As he had the previous time, when he’d come for his orders, he arrived early and then regretted not bringing something to read. They kept him waiting through much of the morning; finally he was called into the chief translator’s office by a male secretary.
“Major,” Comrade Chief Translator to the Presidency Ivan Dragomanov said from behind a broad desk. “Thank you for being so patient. Things always come up at the last minute when one is at the beck and call of the presidency.”
The order from the presidency to kill Palme had been implicit. But not signed, not issued on paper. The first irregular job the Montenegrin had ever done.
“I understand,” said the Montenegrin.
Dragomanov smiled with the corners of his eyes. He was elegant, tall, his thick salt-and-pepper hair combed back over his head to give him a leonine air. The suit he wore was expensive, the French cuffs on his shirt held together with gold-and-onyx links. The tie, the Montenegrin guessed, was Italian silk. And the glasses the sort one saw on Americans in films.
“Please sit,” Dragomanov said, waving the Montenegrin towards a chair. “Would you like a coffee? Yes, I think that should be two coffees. Unless you prefer a little glass of something stronger?”
“Thank you, a coffee is sufficient.” The young man who’d shown him into the room left without being told to, closing the tall double doors behind him.
Dragomanov offered a cigarette, a pastel Davidoff, from a cedar box on his desk, but the Montenegrin declined. He would have liked a cigarette just then, but he abstained for fear that his hand might be seen to tremble.
“Don’t smoke? Very good. You’ll live longer. I can’t remember a morning I haven’t woken up coughing,” Dragomanov said.
His eyes had that wetness of chronic smokers; the skin on his otherwise handsome face had thinned and was heavily lined.
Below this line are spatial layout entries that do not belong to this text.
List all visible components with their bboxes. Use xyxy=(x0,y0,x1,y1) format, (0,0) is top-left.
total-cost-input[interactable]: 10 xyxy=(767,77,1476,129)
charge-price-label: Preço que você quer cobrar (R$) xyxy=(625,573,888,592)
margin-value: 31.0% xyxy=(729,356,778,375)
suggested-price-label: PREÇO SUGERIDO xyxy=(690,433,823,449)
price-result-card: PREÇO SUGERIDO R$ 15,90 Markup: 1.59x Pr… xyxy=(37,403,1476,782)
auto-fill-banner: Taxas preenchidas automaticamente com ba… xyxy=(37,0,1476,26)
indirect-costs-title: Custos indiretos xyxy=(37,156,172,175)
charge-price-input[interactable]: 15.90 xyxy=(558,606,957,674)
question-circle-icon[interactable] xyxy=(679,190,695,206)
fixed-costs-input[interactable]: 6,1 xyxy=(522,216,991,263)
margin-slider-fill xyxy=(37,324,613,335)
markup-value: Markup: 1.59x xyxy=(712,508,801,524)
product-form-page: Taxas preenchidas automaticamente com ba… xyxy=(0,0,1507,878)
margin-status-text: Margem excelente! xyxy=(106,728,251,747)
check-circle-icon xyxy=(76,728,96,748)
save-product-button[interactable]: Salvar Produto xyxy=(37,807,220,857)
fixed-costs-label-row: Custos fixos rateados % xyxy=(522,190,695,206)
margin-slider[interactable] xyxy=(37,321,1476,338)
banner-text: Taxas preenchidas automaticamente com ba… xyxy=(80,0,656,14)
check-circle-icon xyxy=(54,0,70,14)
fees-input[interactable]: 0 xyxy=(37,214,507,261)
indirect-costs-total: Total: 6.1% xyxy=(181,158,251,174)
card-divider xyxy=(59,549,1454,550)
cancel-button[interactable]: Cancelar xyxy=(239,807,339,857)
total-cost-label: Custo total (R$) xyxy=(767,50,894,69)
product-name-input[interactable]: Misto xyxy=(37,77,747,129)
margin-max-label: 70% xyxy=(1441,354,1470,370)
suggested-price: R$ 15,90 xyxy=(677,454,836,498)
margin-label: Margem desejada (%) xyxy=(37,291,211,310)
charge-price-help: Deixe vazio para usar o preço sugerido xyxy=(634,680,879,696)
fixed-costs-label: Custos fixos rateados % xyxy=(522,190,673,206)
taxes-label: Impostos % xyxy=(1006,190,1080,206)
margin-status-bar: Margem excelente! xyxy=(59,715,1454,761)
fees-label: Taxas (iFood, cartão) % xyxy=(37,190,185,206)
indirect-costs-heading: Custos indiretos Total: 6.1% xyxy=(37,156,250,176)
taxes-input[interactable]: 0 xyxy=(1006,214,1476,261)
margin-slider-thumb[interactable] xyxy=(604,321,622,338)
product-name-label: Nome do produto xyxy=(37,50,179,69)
There was a moment’s silence while Dragomanov put the cigarette into a short ivory holder and lit it. The Montenegrin wondered whether the holder was an affectation; Dragomanov’s fingers were as yellow as the ivory.
“I must thank you for how successfully and professionally you performed your service for us. I had wanted to call you in earlier, but first I wanted to make sure we kept our side of the bargain. You will have word of your impending promotion soon, I’m told. May I be the first to congratulate you, Lieutenant Colonel. I understand that when your service comes to an end, when you retire, you will be given the rank of full colonel with a full colonel’s pension. Am I correct in saying it is three years before you are eligible for your pension?”
“A few months more. Thank you,” said the Montenegrin, genuinely relieved. They needed him, it seemed.
“I’m afraid some conditions will apply to the remainder of your service and retirement,” Dragomanov said, contemplating the delicately carved holder. “I’m sure the terms won’t surprise you. The only one that really interests the Foreign Ministry is that you won’t be able to leave the country for a period of ten years after you leave service.”
The Montenegrin shrugged. He knew he would be kept under surveillance during that time as well. There were ways around those things.